Whether you’re managing a sales team or a development team, you may feel like there are times when you’re speaking the wrong language. Your tactics for motivating team members may work most of the time. But, what do you do about the team members you can’t seem to reach? You know they’re talented, but they aren’t getting the job done. When you’re faced with this kind of situation, consider using unconventional tactics.
Are You Criticizing or Helping?
Kevin Davis, at Sales & Marketing Management, reminds readers that it’s often easy for a manager to come across as a critic. You may have fallen into the habit of noticing what a team member has done wrong. For example, a sales rep who consistently makes prospect calls on Monday mornings may be having a poor response. Prospects have their own agenda on Mondays, and that doesn’t include talking with sales reps. Your rep may believe they are working hard to achieve their goal by earnestly making those Monday morning calls. Ask them, as a helper instead of a manager, to try making calls at midday on Tuesdays or Wednesdays, and ask them to track the outcome. When they see they are having a better outcome, they may be more willing to listen to your suggestions in the future.
And the next time you’re tempted to criticize what your employees are doing, stop and think. Are you making a negative comment because you’re in a rush and want to achieve one of your goals? The better alternative is to offer a suggestion that will help your employees meet one of their goals.
The Work Process
Your sales reps may be having trouble getting their deals closed.
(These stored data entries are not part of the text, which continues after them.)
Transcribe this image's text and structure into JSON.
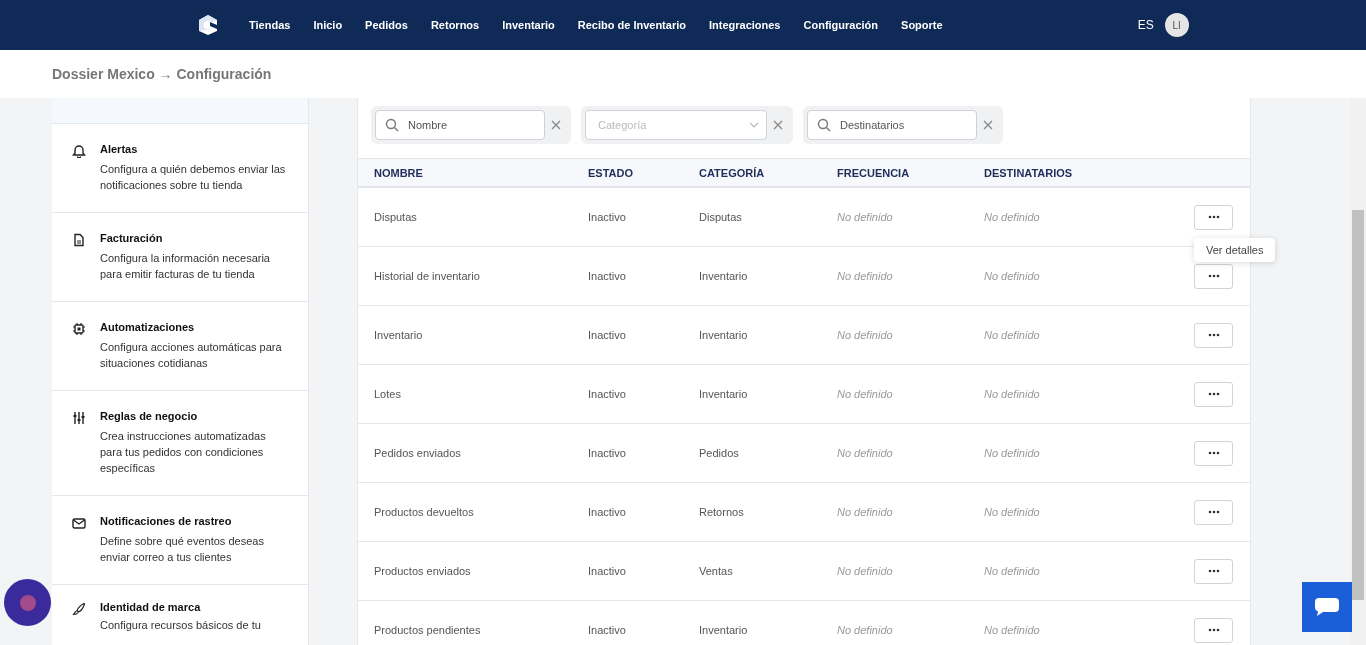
{
  "nav": {
    "items": [
      "Tiendas",
      "Inicio",
      "Pedidos",
      "Retornos",
      "Inventario",
      "Recibo de Inventario",
      "Integraciones",
      "Configuración",
      "Soporte"
    ],
    "language": "ES",
    "avatar": "LI"
  },
  "breadcrumb": {
    "parent": "Dossier Mexico",
    "separator": "→",
    "current": "Configuración"
  },
  "sidebar": {
    "items": [
      {
        "title": "Alertas",
        "description": "Configura a quién debemos enviar las notificaciones sobre tu tienda"
      },
      {
        "title": "Facturación",
        "description": "Configura la información necesaria para emitir facturas de tu tienda"
      },
      {
        "title": "Automatizaciones",
        "description": "Configura acciones automáticas para situaciones cotidianas"
      },
      {
        "title": "Reglas de negocio",
        "description": "Crea instrucciones automatizadas para tus pedidos con condiciones específicas"
      },
      {
        "title": "Notificaciones de rastreo",
        "description": "Define sobre qué eventos deseas enviar correo a tus clientes"
      },
      {
        "title": "Identidad de marca",
        "description": "Configura recursos básicos de tu"
      }
    ]
  },
  "filters": [
    {
      "kind": "search",
      "placeholder": "Nombre"
    },
    {
      "kind": "select",
      "placeholder": "Categoría"
    },
    {
      "kind": "search",
      "placeholder": "Destinatarios"
    }
  ],
  "table": {
    "columns": [
      "NOMBRE",
      "ESTADO",
      "CATEGORÍA",
      "FRECUENCIA",
      "DESTINATARIOS"
    ],
    "rows": [
      [
        "Disputas",
        "Inactivo",
        "Disputas",
        "No definido",
        "No definido"
      ],
      [
        "Historial de inventario",
        "Inactivo",
        "Inventario",
        "No definido",
        "No definido"
      ],
      [
        "Inventario",
        "Inactivo",
        "Inventario",
        "No definido",
        "No definido"
      ],
      [
        "Lotes",
        "Inactivo",
        "Inventario",
        "No definido",
        "No definido"
      ],
      [
        "Pedidos enviados",
        "Inactivo",
        "Pedidos",
        "No definido",
        "No definido"
      ],
      [
        "Productos devueltos",
        "Inactivo",
        "Retornos",
        "No definido",
        "No definido"
      ],
      [
        "Productos enviados",
        "Inactivo",
        "Ventas",
        "No definido",
        "No definido"
      ],
      [
        "Productos pendientes",
        "Inactivo",
        "Inventario",
        "No definido",
        "No definido"
      ]
    ]
  },
  "tooltip": {
    "text": "Ver detalles"
  }
}
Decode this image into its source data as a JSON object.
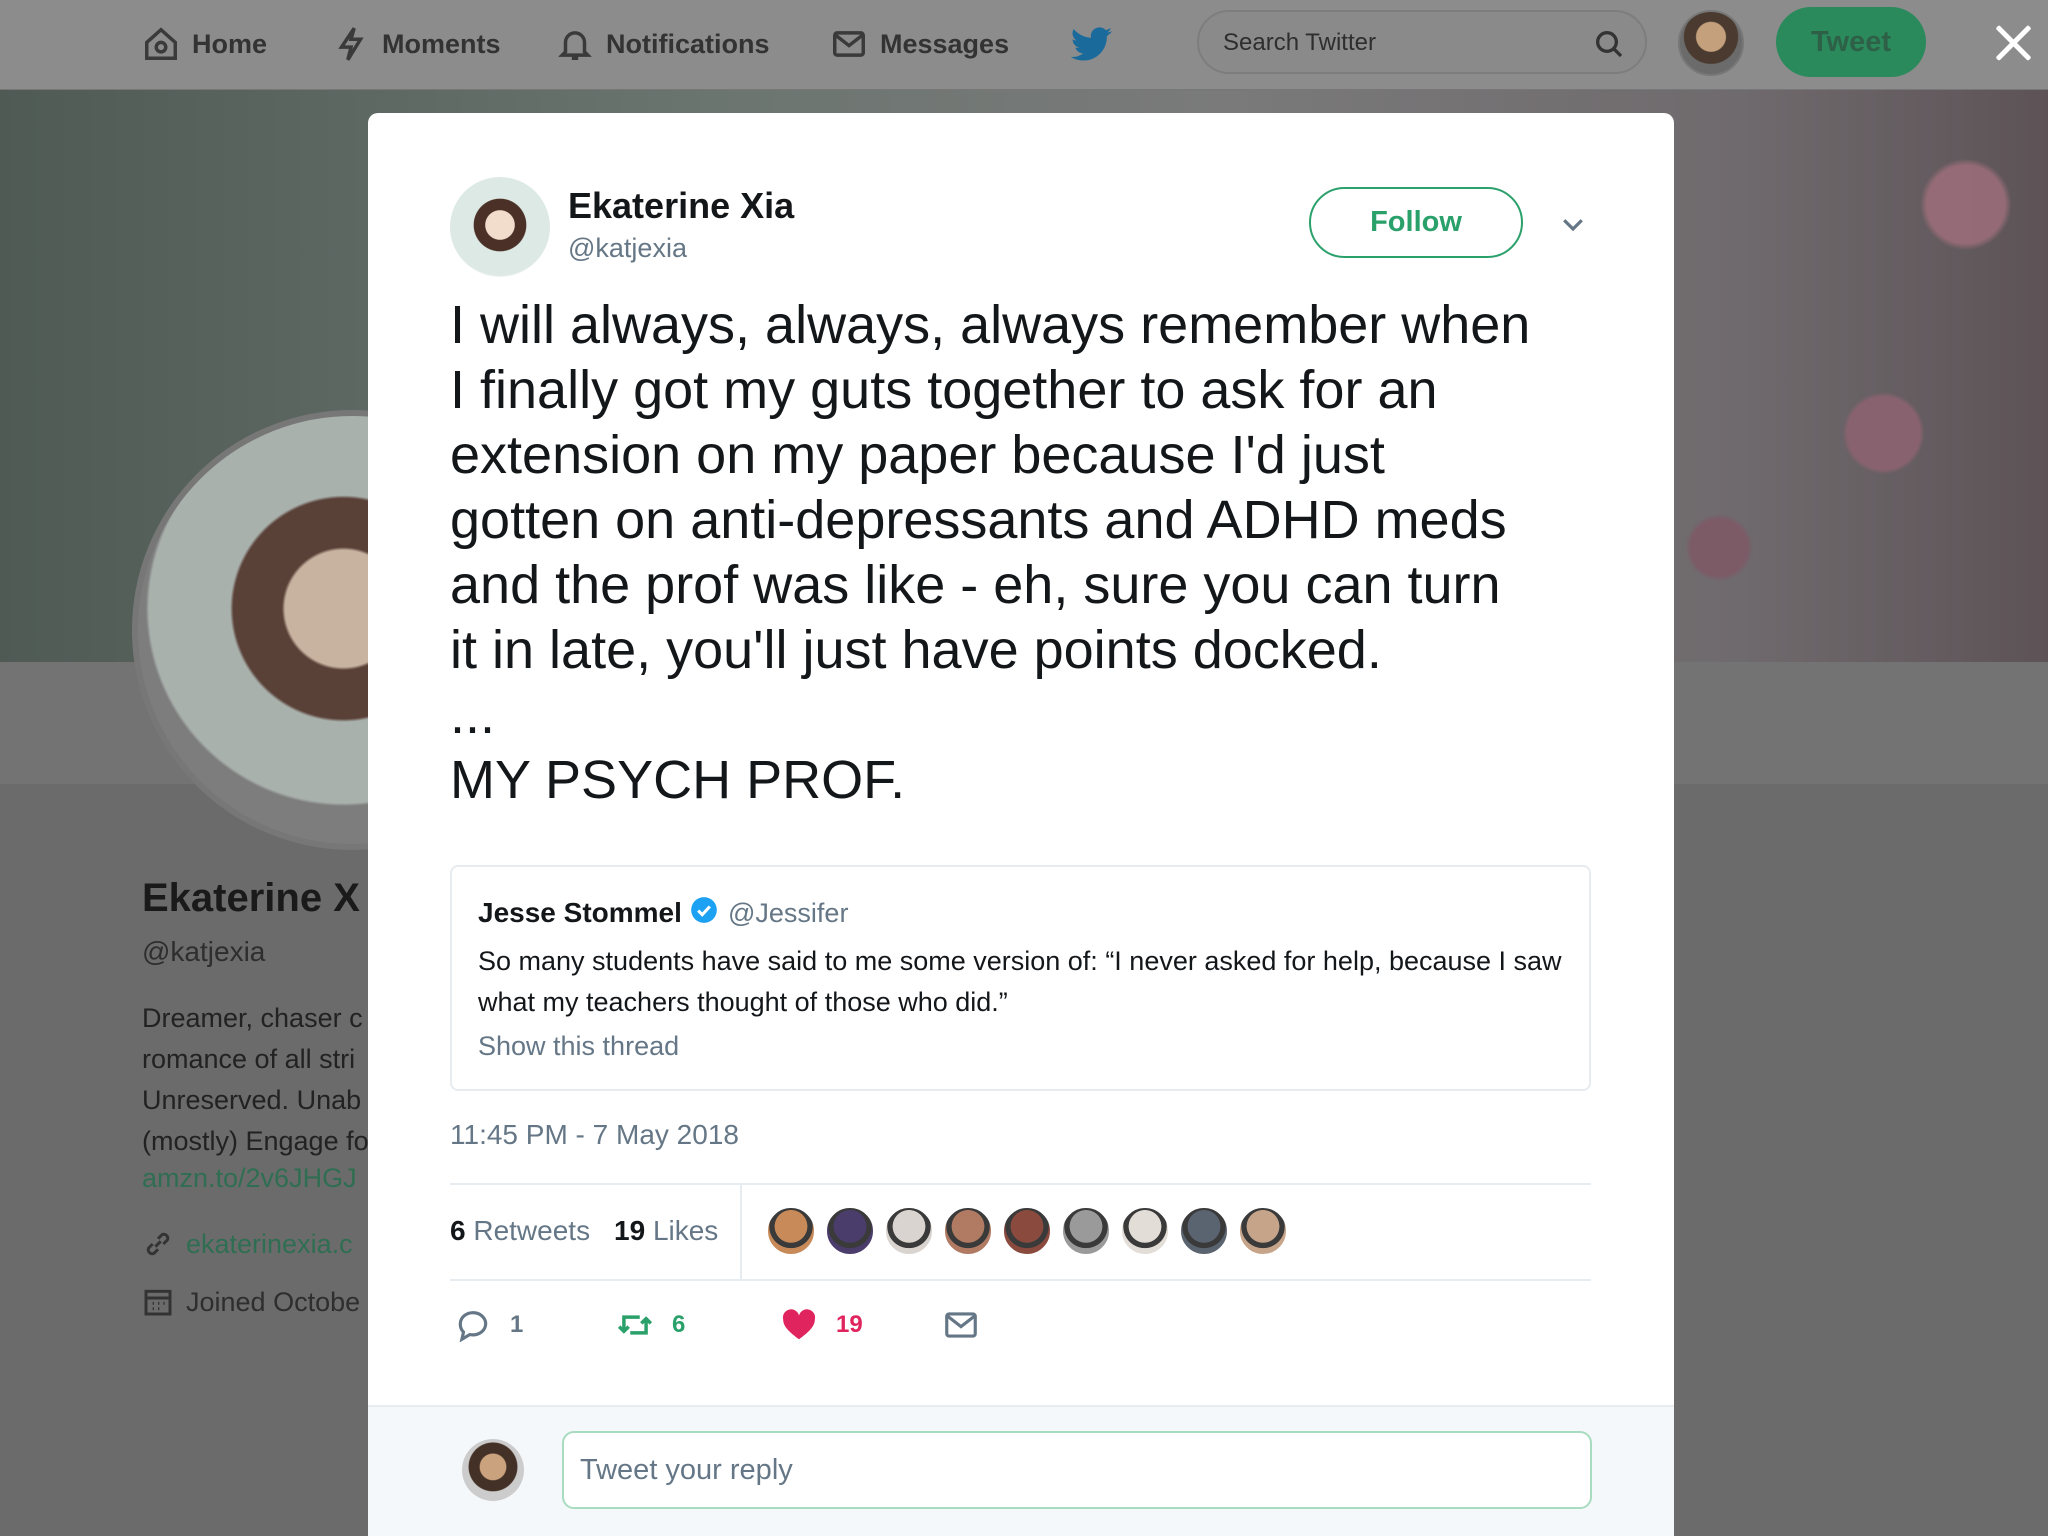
{
  "nav": {
    "home": "Home",
    "moments": "Moments",
    "notifications": "Notifications",
    "messages": "Messages",
    "search_placeholder": "Search Twitter",
    "tweet_button": "Tweet"
  },
  "background_profile": {
    "name": "Ekaterine X",
    "handle": "@katjexia",
    "bio": "Dreamer, chaser c romance of all stri Unreserved. Unab (mostly) Engage fo",
    "bio_link": "amzn.to/2v6JHGJ",
    "website": "ekaterinexia.c",
    "joined": "Joined Octobe"
  },
  "tweet": {
    "author_name": "Ekaterine Xia",
    "author_handle": "@katjexia",
    "follow_label": "Follow",
    "text": "I will always, always, always remember when\nI finally got my guts together to ask for an\nextension on my paper because I'd just\ngotten on anti-depressants and ADHD meds\nand the prof was like - eh, sure you can turn\nit in late, you'll just have points docked.\n...\nMY PSYCH PROF.",
    "quoted": {
      "name": "Jesse Stommel",
      "handle": "@Jessifer",
      "text": "So many students have said to me some version of: “I never asked for help, because I saw what my teachers thought of those who did.”",
      "thread_link": "Show this thread"
    },
    "timestamp": "11:45 PM - 7 May 2018",
    "retweets_count": "6",
    "retweets_label": "Retweets",
    "likes_count": "19",
    "likes_label": "Likes",
    "actions": {
      "reply_count": "1",
      "retweet_count": "6",
      "like_count": "19"
    }
  },
  "liker_colors": [
    "#c98a5a",
    "#4b3d6b",
    "#d9d4cf",
    "#b07a63",
    "#8a4a3e",
    "#9a9a9a",
    "#e3ddd8",
    "#5a6470",
    "#c6a48a"
  ],
  "reply": {
    "placeholder": "Tweet your reply"
  },
  "colors": {
    "accent_green": "#2aa06a",
    "like_red": "#e0245e",
    "verified_blue": "#1da1f2"
  }
}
The way Davis sees it, too many sales managers focus on helping their reps close the deals. While that strategy may be somewhat effective, the actual problem may lie earlier in the sales funnel. The issue may center around how well the rep has qualified the prospect. In these cases, the sales manager should take the time to walk through every step of the sales process with the rep and offer coaching where necessary.
This tactic can work in other functions of the organization. If you have a team member who is consistently failing to close out customer service issues successfully, take a step back. Shadow your team member for a morning to determine exactly how they are handling each complaint. Remember to praise the employee for what they are doing properly. Then, point out the different ways they could move the complaint to resolution. For example, maybe they need to stay focused on the issue until the proper staff member takes responsibility. Or, maybe they need to check on the ticket at specified intervals to be sure it’s being taken care of.
It’s easy to assume that team members will stay engaged and motivated after they take their initial training at your company. But, that’s not always the case. Weekly team meetings don’t take the place of individual coaching, either. That’s when it’s time to use your management skills in new ways to bring about the desired work output.